TL;DR — In making search results more relevant & in detecting anomalies, ElasticSearch & Solr have baked-in machine learning features.
The week before last I made a mistake …
… I was attending a not-so hush-hush meetup of 25 Raleigh product managers, where no secret handshakes were exchanged, nor did there occur covert conversations about overthrowing our scrum master overlords.
Instead we engaged in a brainstorming-like activity to fuel a conversation on product management tools. First by listing our cherished contrivances, then by grouping said apps by category, and then finally picking-off outliers for discussion.
As one would expect with any cohort of product people, the erasable marker defined borders for the analytics category was replete with multiple Post-it® notes of favorites such as Tableau, Google Analytics, and Pendo.io,
Barely clinging to the boundary line for the analytics category were TensorFlow, R, and Python.
About two sentences into an exchange about how to implement such programming tools, the topic took a sudden turn. A pivot inspired by the lack of product manager centric machine learning tools that would rescue us from the sea of data in which many of us are drowning.
It was at this point I made my misstatement …
“… we’re just now seeing such tools emerge in the area of search. There is a newly and rapidly growing convergence in area of search-based products and machine learning.”
I’m sure it sounded impressive to my peers, but the fact is this convergence between search technologies and machine learning — while indeed rapidly growing — is nothing new.

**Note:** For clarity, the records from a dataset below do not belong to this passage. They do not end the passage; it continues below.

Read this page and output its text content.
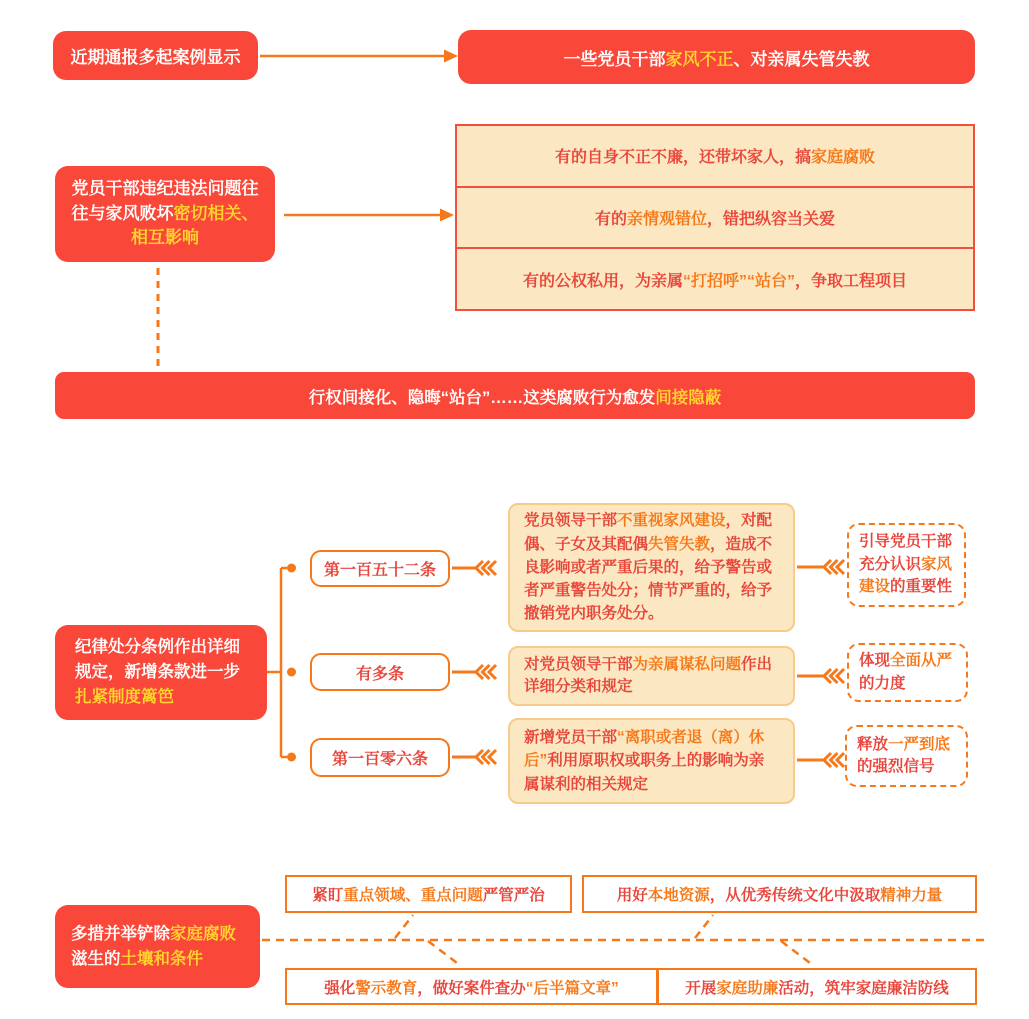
近期通报多起案例显示	一些党员干部家风不正、对亲属失管失教
党员干部违纪违法问题往往与家风败坏密切相关、相互影响
有的自身不正不廉，还带坏家人，搞家庭腐败
有的亲情观错位，错把纵容当关爱
有的公权私用，为亲属“打招呼”“站台”，争取工程项目
行权间接化、隐晦“站台”……这类腐败行为愈发间接隐蔽
纪律处分条例作出详细规定，新增条款进一步扎紧制度篱笆
第一百五十二条
党员领导干部不重视家风建设，对配偶、子女及其配偶失管失教，造成不良影响或者严重后果的，给予警告或者严重警告处分；情节严重的，给予撤销党内职务处分。
引导党员干部充分认识家风建设的重要性
有多条
对党员领导干部为亲属谋私问题作出详细分类和规定
体现全面从严的力度
第一百零六条
新增党员干部“离职或者退（离）休后”利用原职权或职务上的影响为亲属谋利的相关规定
释放一严到底的强烈信号
多措并举铲除家庭腐败滋生的土壤和条件
紧盯重点领域、重点问题严管严治	用好本地资源，从优秀传统文化中汲取精神力量
强化警示教育，做好案件查办“后半篇文章”	开展家庭助廉活动，筑牢家庭廉洁防线
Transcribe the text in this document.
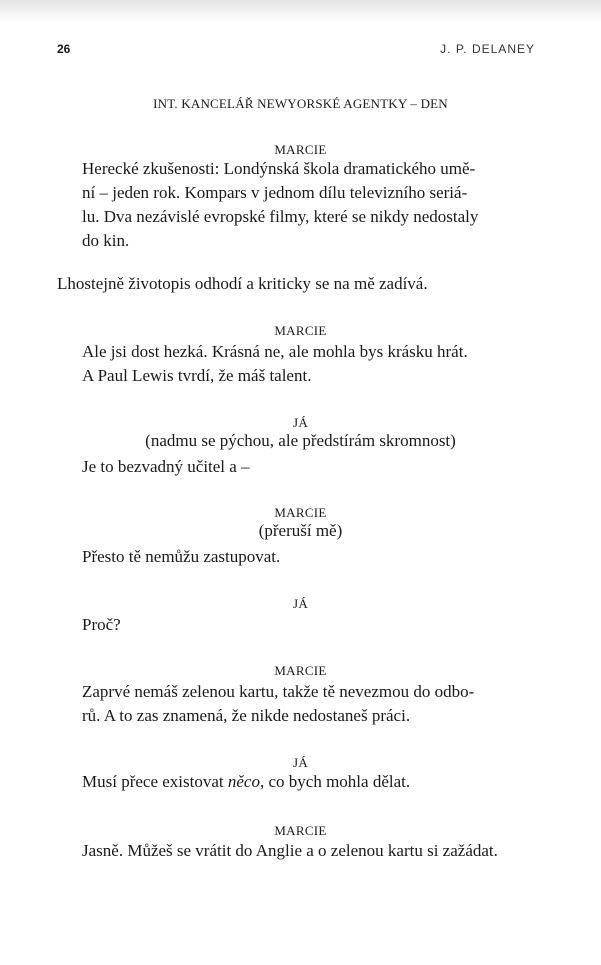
26	J. P. DELANEY
INT. KANCELÁŘ NEWYORSKÉ AGENTKY – DEN
MARCIE
Herecké zkušenosti: Londýnská škola dramatického umě-
ní – jeden rok. Kompars v jednom dílu televizního seriá-
lu. Dva nezávislé evropské filmy, které se nikdy nedostaly
do kin.
Lhostejně životopis odhodí a kriticky se na mě zadívá.
MARCIE
Ale jsi dost hezká. Krásná ne, ale mohla bys krásku hrát.
A Paul Lewis tvrdí, že máš talent.
JÁ
(nadmu se pýchou, ale předstírám skromnost)
Je to bezvadný učitel a –
MARCIE
(přeruší mě)
Přesto tě nemůžu zastupovat.
JÁ
Proč?
MARCIE
Zaprvé nemáš zelenou kartu, takže tě nevezmou do odbo-
rů. A to zas znamená, že nikde nedostaneš práci.
JÁ
Musí přece existovat něco, co bych mohla dělat.
MARCIE
Jasně. Můžeš se vrátit do Anglie a o zelenou kartu si zažádat.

Here are just two examples of many:
- How Bloomberg Integrated Learning-to-Rank into Apache Solr
- Machine Learning for Smarter Search With Elasticsearch
While I’m sure there also exists examples outside of the Apache Lucene ecosystem, I have experience with Solr and ElasticSearch, so let’s limit our discussion on how these two search technologies already offer baked-in machine learning goodness.
Let’s start with ElasticSearch. Despite its name, it is actually an incredibly robust analytics tool that facilitates vertices based on graph theory. No surprise then that Elastic’s Prelert features support time series anomaly detection via unsupervised learning, for example:
Solr, similarly leveraging the power of the underlying Lucene library, implements a supervised learning approach to influence search ranking, as reflected at about the 20 minute mark of the following video:
And before I get calls from proponents and/or sales persons from either, I should note both products continue to expand in both supervised and unsupervised learning. ElasticSearch recently with a means of training search rank results, and SOLR with graph-traversal capabilities.
What about MY Needs?!
So what does this mean to me, the product peep? Glad you asked!
As organizations continue to challenge product people to provide more analytics-driven feature decisions, so too will continue the need for friendlier machine learning abstractions that do not require us to become full-blown data scientists.
Fortunately, a convergence between machine learning and search systems is well under way to make such tools available to us. Granted, some currently require a bit more geekery than others, but I suspect that’ll change.
Until then, the current challenge as product managers is to at minimum understand how they may already have in place a search infrastructure to support machine learning, and perhaps to know just enough data science to understand how machine learning goodies baked into such search products could contribute to delivering relevant features of value.
Personally, along with understanding feature adoption and/or usage anomalies, I’d love a product owner tool that would build effective user stories based off past JIRA or VSTS entries. I wonder if the Automated Insights folks in nearby Durham, NC have an idea on how to make that happen?